Toplum içinde yer yer güzel figürler, ortamlar olabilir ama genel olarak manevi değerler açısından yanlış ve çirkin haller, durumlar iç karartıyor. Önceden İslâmcılar dünyevileşti deniyordu, bunun doğal sonucu olarak şimdilerde yaşanan düpedüz ahlâkî erozyon. Bizim sorunumuz dışarıdaki düşmana karşı bilenerek, küfürler ederek gardımızı alıyoruz, lakin içerideki düşmana nefsimize karşı mağlup vaziyetteyiz. Efendimiz Aleyhisselam’ın Uhud dönüşü, “Küçük cihattan büyük cihada dönüyoruz” ikazını çok da ciddiye almayarak, nefsin elinde zebun olmuş kalabalıklar halindeyiz.
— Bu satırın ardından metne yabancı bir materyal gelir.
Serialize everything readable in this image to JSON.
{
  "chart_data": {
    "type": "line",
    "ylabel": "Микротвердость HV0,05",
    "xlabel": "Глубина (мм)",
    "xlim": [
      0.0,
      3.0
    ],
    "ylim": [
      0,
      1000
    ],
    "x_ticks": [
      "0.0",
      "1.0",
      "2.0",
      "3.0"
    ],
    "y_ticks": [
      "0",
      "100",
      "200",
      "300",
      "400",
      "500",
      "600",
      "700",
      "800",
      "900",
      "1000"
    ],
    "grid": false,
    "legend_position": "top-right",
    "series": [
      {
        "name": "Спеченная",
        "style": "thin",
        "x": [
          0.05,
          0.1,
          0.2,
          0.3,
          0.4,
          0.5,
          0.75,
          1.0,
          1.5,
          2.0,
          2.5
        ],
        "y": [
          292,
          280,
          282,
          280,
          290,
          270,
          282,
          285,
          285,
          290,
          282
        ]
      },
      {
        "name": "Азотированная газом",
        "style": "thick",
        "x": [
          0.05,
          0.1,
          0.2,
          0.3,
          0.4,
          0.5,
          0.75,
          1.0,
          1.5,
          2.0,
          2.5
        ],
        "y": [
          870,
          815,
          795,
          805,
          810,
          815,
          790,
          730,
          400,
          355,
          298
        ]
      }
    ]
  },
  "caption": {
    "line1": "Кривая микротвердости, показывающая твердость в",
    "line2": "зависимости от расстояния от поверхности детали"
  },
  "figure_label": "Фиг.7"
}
Biz Kur'an'ı Kerim’de “Şüphesiz sen büyük bir ahlâk üzeresin” buyurulan ve kendisi de “Ben, güzel ahlâkı tamamlamak üzere gönderildim” buyuran bir Peygamberin ümmetiyiz. Sahabe Efendilerimiz bir araya geldiği zaman Asr Suresi’nin sohbetini yapmadan ayrılmazlarmış;
Şimdikiler bir araya geldiği zaman gıybet yapıyor, birlikte birilerine sövüp küfürler ediyor, öyle dağılıyor… Hatta bazı çevreler en galiz küfrü ben yaparım yarışmasında gibi, esasen ahlâkî erozyonu en çok görünür kılan da bu günlük konuşma dilinin artık kadın erkek ayrımı olmadan sövgü ve küfürlerle bezeli olması. Bu hakikatini aslını yitirmiş insanın verdiği bir reaksiyon ama fevkalade bulaşıcı. Eskiden erkekler kendi aralarında bu çirkin ifadeleri sarf ederlerdi, şimdi artık maalesef kadınlar ve ilk okul seviyesindeki çocuklar bile kullanıyor. Yine önceleri kendi mahrem meclislerinde konuşurlardı, artık tesettürlü hanımlar bile sosyal medyada sansürsüz yazabiliyor.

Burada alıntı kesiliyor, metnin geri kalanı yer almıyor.